Prensa > Patente de corso
Columna que Arturo Pérez-Reverte publica en XL Semanal.
Lo que voy a contarles ocurrió hace treinta y cinco años exactos,
casi día por día, en diciembre de 1975; pero me acuerdo bastante bien.
Es una historia que en su momento -yo era un jovencísimo reportero,
enviado especial del diario Pueblo en el Sáhara desde hacía ocho
meses- no me dejaron publicar. No eran buenos tiempos ni para la
libertad de prensa ni para otras libertades, pero uno se las apañaba
allí lo mejor que podía. Aunque en esta ocasión no pude. Recuerdo el
episodio con mucho sentimiento, por varias razones. De una parte, los
últimos sucesos en el Sáhara le dan, para mí, especial significado. De
otra, algunos testigos fueron muy queridos amigos míos. Casi todos de
los que tengo memoria están muertos, excepto el entonces capitán Yoyo Sandino, de la Policía Territorial, que creo estaba presente. Yo mismo
viví la última parte del episodio; pero ya no recuerdo quién más estaba
allí, aparte del teniente coronel López Huerta y el comandante Labajos,
ya fallecidos. Acababa de morir Franco, y España entregaba el Sáhara a
Hassán II. El Aaiún era una ciudad en estado de sitio, con toque de
queda, cuarteles y barrios en poder de los marroquíes, y otros aún bajo
autoridad española. Uno de éstos era Casas de Piedra, feudo del
Polisario; la custodia de cuyo perímetro, rodeado de alambradas y
caballos de Frisia, correspondía a la Policía Territorial. En sus
sectores, la gendarmería real y las tropas marroquíes se comportaban con
extremo rigor. Había innumerables detenidos. Y cada día, muchos jóvenes
saharauis, así como veteranos de Tropas Nómadas y de la Territorial,
huían al desierto para unirse a la guerrilla que ya combatía en las
zonas abandonadas del este.
Aquella noche, una patrulla marroquí que pasaba cerca de Casas de Piedra fue tiroteada desde el otro lado de la alambrada. Los dos
soldaditos españoles de guardia a la entrada del barrio -reclutas de
mili obligatoria, destinados forzosos al Sáhara como policías
territoriales- se apartaron de la luz, inquietos, y se quedaron allí
hasta que hubo ruido de motores con resplandor de faros, y varios
vehículos se detuvieron en el puesto de control. De ellos bajó nada
menos que el coronel Dlimi, comandante general de las fuerzas marroquíes
en el Sáhara, acompañado por todo su estado mayor y una sección de
soldados de las fuerzas reales. Todos, incluido Dlimi, venían armados
con fusiles de asalto, y estaban dispuestos a entrar en Casas de Piedra y
arrasar el barrio como represalia por los tiros de media hora antes.

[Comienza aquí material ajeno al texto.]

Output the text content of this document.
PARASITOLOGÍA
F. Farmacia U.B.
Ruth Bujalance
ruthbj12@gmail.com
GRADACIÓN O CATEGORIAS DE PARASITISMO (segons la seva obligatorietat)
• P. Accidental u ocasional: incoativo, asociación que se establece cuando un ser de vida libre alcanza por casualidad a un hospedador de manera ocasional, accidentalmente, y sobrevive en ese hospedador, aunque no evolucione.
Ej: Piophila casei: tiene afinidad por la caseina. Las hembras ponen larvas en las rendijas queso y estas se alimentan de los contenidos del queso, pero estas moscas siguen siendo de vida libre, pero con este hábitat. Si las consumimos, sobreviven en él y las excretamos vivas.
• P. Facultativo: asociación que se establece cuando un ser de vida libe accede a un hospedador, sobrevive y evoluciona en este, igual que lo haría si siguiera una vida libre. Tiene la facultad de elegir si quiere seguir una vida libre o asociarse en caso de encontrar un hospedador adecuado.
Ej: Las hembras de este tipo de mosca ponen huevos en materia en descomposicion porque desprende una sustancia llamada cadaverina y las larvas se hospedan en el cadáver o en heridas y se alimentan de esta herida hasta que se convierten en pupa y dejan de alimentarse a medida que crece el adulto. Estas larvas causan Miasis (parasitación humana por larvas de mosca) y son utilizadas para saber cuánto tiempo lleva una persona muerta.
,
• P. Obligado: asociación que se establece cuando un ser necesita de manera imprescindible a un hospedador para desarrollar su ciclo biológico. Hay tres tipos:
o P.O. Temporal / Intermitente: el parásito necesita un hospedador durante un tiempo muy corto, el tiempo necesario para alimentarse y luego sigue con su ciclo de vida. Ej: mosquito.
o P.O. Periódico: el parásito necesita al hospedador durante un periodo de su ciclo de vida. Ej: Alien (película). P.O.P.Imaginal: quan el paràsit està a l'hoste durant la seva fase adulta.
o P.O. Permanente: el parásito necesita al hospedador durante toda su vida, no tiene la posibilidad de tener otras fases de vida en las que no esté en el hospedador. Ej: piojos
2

Imaginen la escena: la noche, los faros iluminando la alambrada, el
coronel en contraluz con todas sus estrellas y galones, y los dos
soldaditos con todo aquello encima. Acojonados.
Lamento no recordar sus nombres, o tal vez no los supe nunca.

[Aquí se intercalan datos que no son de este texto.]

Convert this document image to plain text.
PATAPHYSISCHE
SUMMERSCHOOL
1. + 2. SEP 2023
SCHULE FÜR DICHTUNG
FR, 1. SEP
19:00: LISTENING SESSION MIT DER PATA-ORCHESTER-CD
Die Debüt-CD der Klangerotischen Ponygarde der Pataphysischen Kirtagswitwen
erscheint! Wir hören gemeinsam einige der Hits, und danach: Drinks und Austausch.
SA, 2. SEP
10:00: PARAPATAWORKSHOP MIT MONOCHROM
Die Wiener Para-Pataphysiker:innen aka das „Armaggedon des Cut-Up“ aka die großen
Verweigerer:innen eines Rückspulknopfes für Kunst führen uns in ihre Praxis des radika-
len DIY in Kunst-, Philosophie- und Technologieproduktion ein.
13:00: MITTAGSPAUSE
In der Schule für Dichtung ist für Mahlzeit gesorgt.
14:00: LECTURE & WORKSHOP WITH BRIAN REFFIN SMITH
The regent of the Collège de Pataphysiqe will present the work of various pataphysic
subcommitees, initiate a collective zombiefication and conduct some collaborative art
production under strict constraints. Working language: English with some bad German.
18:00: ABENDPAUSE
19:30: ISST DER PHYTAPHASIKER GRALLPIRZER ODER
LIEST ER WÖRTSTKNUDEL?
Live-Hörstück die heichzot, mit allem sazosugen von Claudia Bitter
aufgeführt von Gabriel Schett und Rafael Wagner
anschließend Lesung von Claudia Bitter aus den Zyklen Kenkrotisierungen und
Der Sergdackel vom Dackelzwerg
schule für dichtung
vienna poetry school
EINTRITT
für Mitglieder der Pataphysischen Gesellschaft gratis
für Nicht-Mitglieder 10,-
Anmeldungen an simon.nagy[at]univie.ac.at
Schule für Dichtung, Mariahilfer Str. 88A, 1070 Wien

Pero esto fue lo que hicieron: mientras uno de ellos echaba a correr
hacia donde tenían la radio para avisar a sus jefes, el otro tragó
saliva, se cuadró y les dijo a los marroquíes que no pasaban -yo conocí a
su oficial superior, el eficaz y duro teniente Albaladejo, y estoy
seguro de que el chico prefirió vérselas con ellos antes que con el
teniente-. Como pueden ustedes suponer, Dlimi se puso hecho una pantera.
A gritos, descompuesto, mandó al territorial que se quitara de allí o
le iban a pasar por encima. Tengo órdenes de no dejar entrar a nadie,
dijo éste. No sabes con quién estás hablando, etcétera, aulló el otro.

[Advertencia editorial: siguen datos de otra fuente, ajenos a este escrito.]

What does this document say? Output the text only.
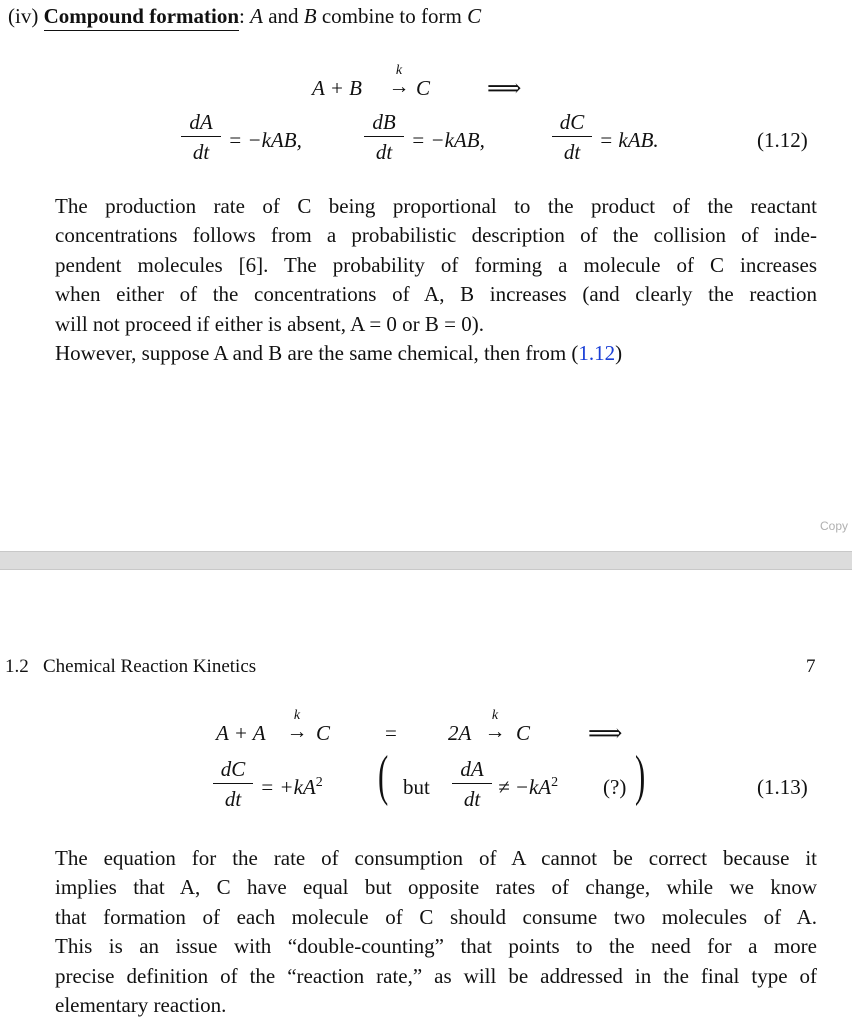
(iv) Compound formation: A and B combine to form C
A + B
k
→ C ⟹
dA
dt = −kAB,
dB
dt = −kAB,
dC
dt = kAB.	(1.12)
The production rate of C being proportional to the product of the reactant
concentrations follows from a probabilistic description of the collision of inde-
pendent molecules [6]. The probability of forming a molecule of C increases
when either of the concentrations of A, B increases (and clearly the reaction
will not proceed if either is absent, A = 0 or B = 0).
However, suppose A and B are the same chemical, then from (1.12)
Copy
1.2   Chemical Reaction Kinetics	7
A + A
k
→ C	= 2A
k
→ C ⟹
dC
dt = $+kA^2$ ( but
dA
dt ≠ $-kA^2$ (?) )	(1.13)
The equation for the rate of consumption of A cannot be correct because it
implies that A, C have equal but opposite rates of change, while we know
that formation of each molecule of C should consume two molecules of A.
This is an issue with “double-counting” that points to the need for a more
precise definition of the “reaction rate,” as will be addressed in the final type of
elementary reaction.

Luego blandió su arma e hizo ademán de cruzar la alambrada, seguido por
todos los suyos. Fue entonces cuando el soldadito dejó de ser lo que
era, un humilde recluta forzoso que hacía la mili en el culo del mundo,
para convertirse en otra cosa. En lo que juzguen ustedes que fue. Porque
en ese momento, casi con lágrimas en los ojos y temblándole la voz,
montó su fusil -clac, clac, chasqueó el cerrojo al meter una bala en la
recámara- y le dijo en su cara al poderoso coronel Dlimi, jefe de las
fuerzas marroquíes en el Sáhara, estas palabras extraordinarias: «Mi
coronel, por mi pobre madre que, como alguien pase de ahí, le pego un
tiro».
El aviso me pilló en el bar del cuartel de los territoriales, y a Casas de Piedra me fui, quemando neumáticos en el Seat 600 con el cartel Prensa que teníamos alquilado a medias Pedro Mario Herrero, del diario Ya,
y el arriba firmante. Tuve así oportunidad de asistir al último acto
del episodio, cuando llegaron los jefes españoles y tras una tensa
negociación lograron que Dlimi se retirase con su gente. En cuanto al
soldadito que le paró los pies salvando el barrio de una represalia, no
eran, como digo, tiempos para la lírica. Me temo que la única recompensa
que obtuvo aquella noche fue el cigarrillo Coronas que el comandante
Labajos le ofreció de su paquete, la palmada en la espalda del teniente
coronel López Huertas y esta página en la que hoy lo recuerdo.